The situation doesn’t end there. Once school kids reach their academic finishing line, the ferryman demands more coins. The international examination economy starts. For instance, a student sitting for seven O Level subjects may easily face exam registration costs in the range of Tk 1.7-2.2 lakh before coaching, school mock exams, guidebooks, transport, and the cost of parental blood pressure medication. If the child takes A Level later, the meter restarts. If a subject is repeated, the meter shows no mercy. Of course, it is the franchise that administers the exams.

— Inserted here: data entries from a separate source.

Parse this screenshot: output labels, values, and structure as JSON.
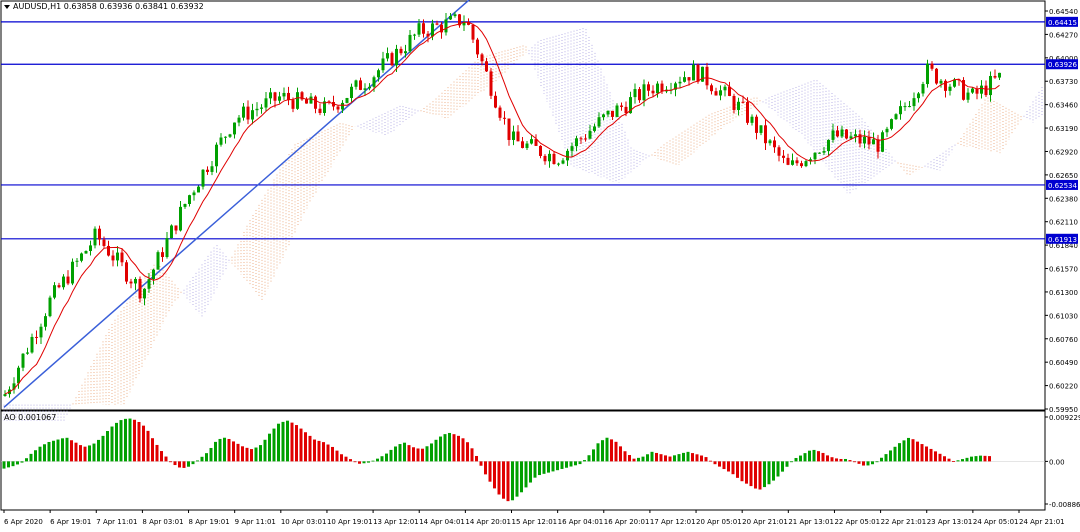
{
  "window": {
    "symbol_header": "AUDUSD,H1  0.63858 0.63936 0.63841 0.63932",
    "ao_header": "AO 0.001067"
  },
  "colors": {
    "background": "#ffffff",
    "bull_candle": "#00a000",
    "bear_candle": "#e00000",
    "trend_line": "#3a5fd9",
    "level_line": "#0000d0",
    "moving_average": "#e00000",
    "cloud_a": "#e8a070",
    "cloud_b": "#a8a0e0",
    "ao_up": "#00a000",
    "ao_down": "#e00000"
  },
  "icons": [
    "dropdown-triangle-icon"
  ],
  "chart_data": [
    {
      "type": "candlestick",
      "title": "AUDUSD,H1",
      "ohlc_last": {
        "open": 0.63858,
        "high": 0.63936,
        "low": 0.63841,
        "close": 0.63932
      },
      "ylim": [
        0.5995,
        0.6454
      ],
      "y_ticks": [
        "0.64540",
        "0.64270",
        "0.64000",
        "0.63730",
        "0.63460",
        "0.63190",
        "0.62920",
        "0.62650",
        "0.62380",
        "0.62110",
        "0.61840",
        "0.61570",
        "0.61300",
        "0.61030",
        "0.60760",
        "0.60490",
        "0.60220",
        "0.59950"
      ],
      "x_ticks": [
        "6 Apr 2020",
        "6 Apr 19:01",
        "7 Apr 11:01",
        "8 Apr 03:01",
        "8 Apr 19:01",
        "9 Apr 11:01",
        "10 Apr 03:01",
        "10 Apr 19:01",
        "13 Apr 12:01",
        "14 Apr 04:01",
        "14 Apr 20:01",
        "15 Apr 12:01",
        "16 Apr 04:01",
        "16 Apr 20:01",
        "17 Apr 12:01",
        "20 Apr 05:01",
        "20 Apr 21:01",
        "21 Apr 13:01",
        "22 Apr 05:01",
        "22 Apr 21:01",
        "23 Apr 13:01",
        "24 Apr 05:01",
        "24 Apr 21:01"
      ],
      "horizontal_levels": [
        {
          "label": "0.64415",
          "value": 0.64415
        },
        {
          "label": "0.63926",
          "value": 0.63926
        },
        {
          "label": "0.62534",
          "value": 0.62534
        },
        {
          "label": "0.61913",
          "value": 0.61913
        }
      ],
      "trend_line": {
        "from": [
          "6 Apr 2020",
          0.5997
        ],
        "to": [
          "14 Apr 20:01",
          0.6463
        ]
      },
      "price_path": [
        [
          "6 Apr 2020",
          0.601
        ],
        [
          "6 Apr 19:01",
          0.612
        ],
        [
          "7 Apr 11:01",
          0.6195
        ],
        [
          "8 Apr 03:01",
          0.613
        ],
        [
          "8 Apr 19:01",
          0.624
        ],
        [
          "9 Apr 11:01",
          0.633
        ],
        [
          "10 Apr 03:01",
          0.6355
        ],
        [
          "10 Apr 19:01",
          0.634
        ],
        [
          "13 Apr 12:01",
          0.638
        ],
        [
          "14 Apr 04:01",
          0.643
        ],
        [
          "14 Apr 20:01",
          0.6445
        ],
        [
          "15 Apr 12:01",
          0.6305
        ],
        [
          "16 Apr 04:01",
          0.6285
        ],
        [
          "16 Apr 20:01",
          0.633
        ],
        [
          "17 Apr 12:01",
          0.6365
        ],
        [
          "20 Apr 05:01",
          0.6385
        ],
        [
          "20 Apr 21:01",
          0.634
        ],
        [
          "21 Apr 13:01",
          0.6272
        ],
        [
          "22 Apr 05:01",
          0.631
        ],
        [
          "22 Apr 21:01",
          0.63
        ],
        [
          "23 Apr 13:01",
          0.6385
        ],
        [
          "24 Apr 05:01",
          0.6355
        ],
        [
          "24 Apr 21:01",
          0.63932
        ]
      ]
    },
    {
      "type": "bar",
      "title": "AO",
      "current": 0.001067,
      "ylim": [
        -0.008861,
        0.009229
      ],
      "y_ticks": [
        "0.009229",
        "0.00",
        "-0.008861"
      ],
      "values": [
        -0.0015,
        -0.001,
        -0.0003,
        0.0015,
        0.003,
        0.004,
        0.0045,
        0.005,
        0.004,
        0.003,
        0.0035,
        0.005,
        0.007,
        0.0085,
        0.009,
        0.0085,
        0.007,
        0.004,
        0.0015,
        -0.0005,
        -0.0015,
        -0.001,
        0.0005,
        0.002,
        0.0045,
        0.005,
        0.004,
        0.003,
        0.0025,
        0.0035,
        0.006,
        0.008,
        0.0085,
        0.0075,
        0.006,
        0.0045,
        0.004,
        0.003,
        0.0015,
        0.0005,
        -0.0005,
        -0.0003,
        0.0005,
        0.0015,
        0.003,
        0.004,
        0.003,
        0.0025,
        0.0035,
        0.005,
        0.006,
        0.0055,
        0.0045,
        0.002,
        -0.002,
        -0.005,
        -0.0075,
        -0.0085,
        -0.007,
        -0.005,
        -0.003,
        -0.0025,
        -0.002,
        -0.0015,
        -0.001,
        -0.0005,
        0.0015,
        0.004,
        0.005,
        0.004,
        0.002,
        0.0005,
        0.001,
        0.002,
        0.0015,
        0.001,
        0.0015,
        0.002,
        0.0015,
        0.001,
        -0.0005,
        -0.0015,
        -0.0025,
        -0.004,
        -0.005,
        -0.006,
        -0.005,
        -0.0035,
        -0.0015,
        0.0005,
        0.0015,
        0.0025,
        0.002,
        0.001,
        0.0005,
        0.0005,
        -0.0003,
        -0.001,
        -0.0005,
        0.001,
        0.0025,
        0.004,
        0.005,
        0.004,
        0.003,
        0.002,
        0.001,
        0.0,
        0.0005,
        0.001,
        0.0012,
        0.0011
      ]
    }
  ]
}
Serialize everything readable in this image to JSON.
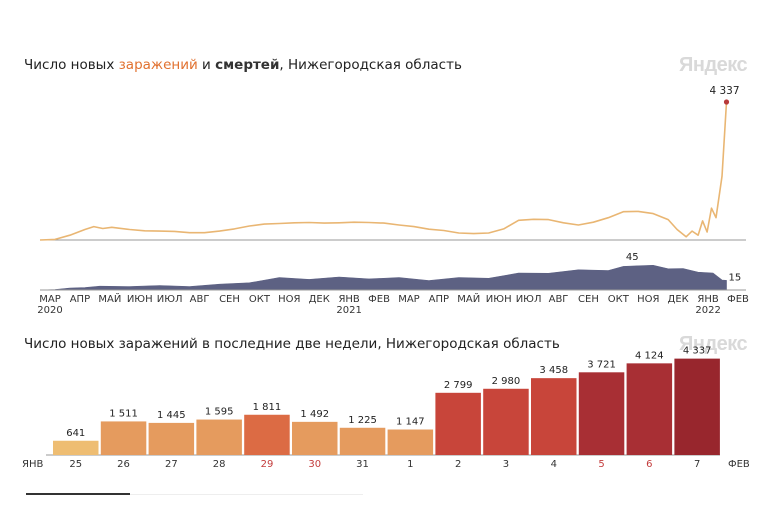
{
  "brand": "Яндекс",
  "top_chart": {
    "title_prefix": "Число новых ",
    "title_cases": "заражений",
    "title_mid": " и ",
    "title_deaths": "смертей",
    "title_suffix": ", Нижегородская область",
    "colors": {
      "cases_line": "#e9b673",
      "cases_last_dot": "#b83a3a",
      "deaths_area": "#5d6183",
      "axis": "#9a9a9a"
    }
  },
  "bottom_chart": {
    "title": "Число новых заражений в последние две недели, Нижегородская область",
    "start_label": "ЯНВ",
    "end_label": "ФЕВ"
  },
  "progress": {
    "fraction": 0.31
  },
  "chart_data": [
    {
      "type": "line",
      "name": "cases",
      "x_labels": [
        {
          "label": "МАР",
          "sub": "2020"
        },
        {
          "label": "АПР",
          "sub": ""
        },
        {
          "label": "МАЙ",
          "sub": ""
        },
        {
          "label": "ИЮН",
          "sub": ""
        },
        {
          "label": "ИЮЛ",
          "sub": ""
        },
        {
          "label": "АВГ",
          "sub": ""
        },
        {
          "label": "СЕН",
          "sub": ""
        },
        {
          "label": "ОКТ",
          "sub": ""
        },
        {
          "label": "НОЯ",
          "sub": ""
        },
        {
          "label": "ДЕК",
          "sub": ""
        },
        {
          "label": "ЯНВ",
          "sub": "2021"
        },
        {
          "label": "ФЕВ",
          "sub": ""
        },
        {
          "label": "МАР",
          "sub": ""
        },
        {
          "label": "АПР",
          "sub": ""
        },
        {
          "label": "МАЙ",
          "sub": ""
        },
        {
          "label": "ИЮН",
          "sub": ""
        },
        {
          "label": "ИЮЛ",
          "sub": ""
        },
        {
          "label": "АВГ",
          "sub": ""
        },
        {
          "label": "СЕН",
          "sub": ""
        },
        {
          "label": "ОКТ",
          "sub": ""
        },
        {
          "label": "НОЯ",
          "sub": ""
        },
        {
          "label": "ДЕК",
          "sub": ""
        },
        {
          "label": "ЯНВ",
          "sub": "2022"
        },
        {
          "label": "ФЕВ",
          "sub": ""
        }
      ],
      "points": [
        [
          0.0,
          0
        ],
        [
          0.5,
          20
        ],
        [
          1.0,
          150
        ],
        [
          1.5,
          330
        ],
        [
          1.8,
          420
        ],
        [
          2.1,
          360
        ],
        [
          2.4,
          400
        ],
        [
          3.0,
          330
        ],
        [
          3.5,
          290
        ],
        [
          4.0,
          280
        ],
        [
          4.5,
          270
        ],
        [
          5.0,
          230
        ],
        [
          5.5,
          230
        ],
        [
          6.0,
          280
        ],
        [
          6.5,
          350
        ],
        [
          7.0,
          440
        ],
        [
          7.5,
          500
        ],
        [
          8.0,
          520
        ],
        [
          8.5,
          540
        ],
        [
          9.0,
          550
        ],
        [
          9.5,
          530
        ],
        [
          10.0,
          540
        ],
        [
          10.5,
          560
        ],
        [
          11.0,
          550
        ],
        [
          11.5,
          530
        ],
        [
          12.0,
          470
        ],
        [
          12.5,
          420
        ],
        [
          13.0,
          340
        ],
        [
          13.5,
          300
        ],
        [
          14.0,
          220
        ],
        [
          14.5,
          200
        ],
        [
          15.0,
          220
        ],
        [
          15.5,
          350
        ],
        [
          16.0,
          620
        ],
        [
          16.5,
          650
        ],
        [
          17.0,
          640
        ],
        [
          17.5,
          540
        ],
        [
          18.0,
          470
        ],
        [
          18.5,
          560
        ],
        [
          19.0,
          700
        ],
        [
          19.5,
          890
        ],
        [
          20.0,
          900
        ],
        [
          20.5,
          830
        ],
        [
          21.0,
          640
        ],
        [
          21.3,
          330
        ],
        [
          21.6,
          100
        ],
        [
          21.8,
          280
        ],
        [
          22.0,
          150
        ],
        [
          22.15,
          600
        ],
        [
          22.3,
          250
        ],
        [
          22.45,
          1000
        ],
        [
          22.6,
          700
        ],
        [
          22.8,
          2000
        ],
        [
          22.95,
          4337
        ]
      ],
      "last_value": 4337,
      "last_value_label": "4 337",
      "ylim": [
        0,
        4400
      ]
    },
    {
      "type": "area",
      "name": "deaths",
      "x_range": [
        0,
        23
      ],
      "points": [
        [
          0.0,
          0
        ],
        [
          0.5,
          1
        ],
        [
          1.0,
          3
        ],
        [
          1.5,
          5
        ],
        [
          2.0,
          6
        ],
        [
          3.0,
          7
        ],
        [
          4.0,
          7
        ],
        [
          5.0,
          7
        ],
        [
          6.0,
          9
        ],
        [
          7.0,
          15
        ],
        [
          8.0,
          20
        ],
        [
          9.0,
          21
        ],
        [
          10.0,
          21
        ],
        [
          11.0,
          22
        ],
        [
          12.0,
          20
        ],
        [
          13.0,
          19
        ],
        [
          14.0,
          20
        ],
        [
          15.0,
          23
        ],
        [
          16.0,
          28
        ],
        [
          17.0,
          32
        ],
        [
          18.0,
          34
        ],
        [
          19.0,
          37
        ],
        [
          19.5,
          40
        ],
        [
          19.8,
          45
        ],
        [
          20.5,
          42
        ],
        [
          21.0,
          40
        ],
        [
          21.5,
          36
        ],
        [
          22.0,
          34
        ],
        [
          22.5,
          28
        ],
        [
          22.8,
          20
        ],
        [
          22.95,
          15
        ]
      ],
      "peak_value": 45,
      "peak_x": 19.8,
      "peak_label": "45",
      "last_value": 15,
      "last_value_label": "15",
      "ylim": [
        0,
        50
      ]
    },
    {
      "type": "bar",
      "title": "Число новых заражений в последние две недели, Нижегородская область",
      "categories": [
        "25",
        "26",
        "27",
        "28",
        "29",
        "30",
        "31",
        "1",
        "2",
        "3",
        "4",
        "5",
        "6",
        "7"
      ],
      "values": [
        641,
        1511,
        1445,
        1595,
        1811,
        1492,
        1225,
        1147,
        2799,
        2980,
        3458,
        3721,
        4124,
        4337
      ],
      "value_labels": [
        "641",
        "1 511",
        "1 445",
        "1 595",
        "1 811",
        "1 492",
        "1 225",
        "1 147",
        "2 799",
        "2 980",
        "3 458",
        "3 721",
        "4 124",
        "4 337"
      ],
      "bar_colors": [
        "#eebd72",
        "#e59b5e",
        "#e59b5e",
        "#e59b5e",
        "#dc6b44",
        "#e59b5e",
        "#e59b5e",
        "#e59b5e",
        "#c8453a",
        "#c8453a",
        "#c8453a",
        "#a82f34",
        "#a82f34",
        "#98262d"
      ],
      "label_colors": [
        "#333333",
        "#333333",
        "#333333",
        "#333333",
        "#c33c3c",
        "#c33c3c",
        "#333333",
        "#333333",
        "#333333",
        "#333333",
        "#333333",
        "#c33c3c",
        "#c33c3c",
        "#333333"
      ],
      "ylim": [
        0,
        4500
      ]
    }
  ]
}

Where does the money come from? The household budgets, postponed vacations, broken fixed deposits, and compromised comfort of parents all contributed to this situation. They come from parents who quietly stopped buying things for themselves because “the child’s future” is non-negotiable.

That phrase, “the child’s future,” thus becomes a commodity. “Premium” education has mastered the commodification of parental concerns. It sells not only curriculum but also class mobility, social capital, accent, global aspiration, and imagined flight to the first world. And there are too many aspirant clients. “If you don’t like it, take your kids to some other [cheap] schools” is a haughty catchphrase of hobnobbing school principals. Guardians fear the reproach. They fear that if they resist, their children will be ostracised in school. Parents complain in the underground domain of chat groups or rant on social media. Then they make sure to pay before the deadline to avoid late fees. They know the game is unfair, but they are also aware that their children are participating in the game.

The General Educational Development (GED), in theory, could have offered a cheaper alternative for some students as a terminal secondary credential. It is flexible, shorter, and accepted by many foreign universities. But in 2018, the University Grants Commission ((UGC) decided that a short GED route could not be treated as equivalent to the two-year HSC or A Level course. Yet, my experience tells me GED students sometimes outperform full-course students. As a result, parents who might have considered GED are pushed back towards the two-year courses; they become less of an academic choice and more of a structural compulsion. This is how the opportunity cost multiplies.

Concerned citizens have tried the High Court route to discipline the fee culture. The High Court even imposed a ban on re-admission fees when students advance within the same institution. The engine that runs these schools has protective shields against criticism and court orders alike.

Demonising elite academic institutions or English medium schools is not the objective of my reflection. Some of these schools have brought laurels for the country in all sectors. Many schools work sincerely. The British Council and other international boards provide standardised assessment, global recognition, and administrative reliability.

But the grievance highlights another reality: why is our national education ecosystem so dependent on expensive private schooling and foreign examination pipelines that middle-class parents must mortgage their peace of mind for their children’s academic progression? Education should cost, but it should not extort. A school is not a luxury condominium. A child is not a captive consumer. And a parent’s anxiety should not be the most profitable commodity in town.


Dr Shamsad Mortuza is vice-chancellor at the University of Liberal Arts Bangladesh (ULAB).


Views expressed in this article are the author's own.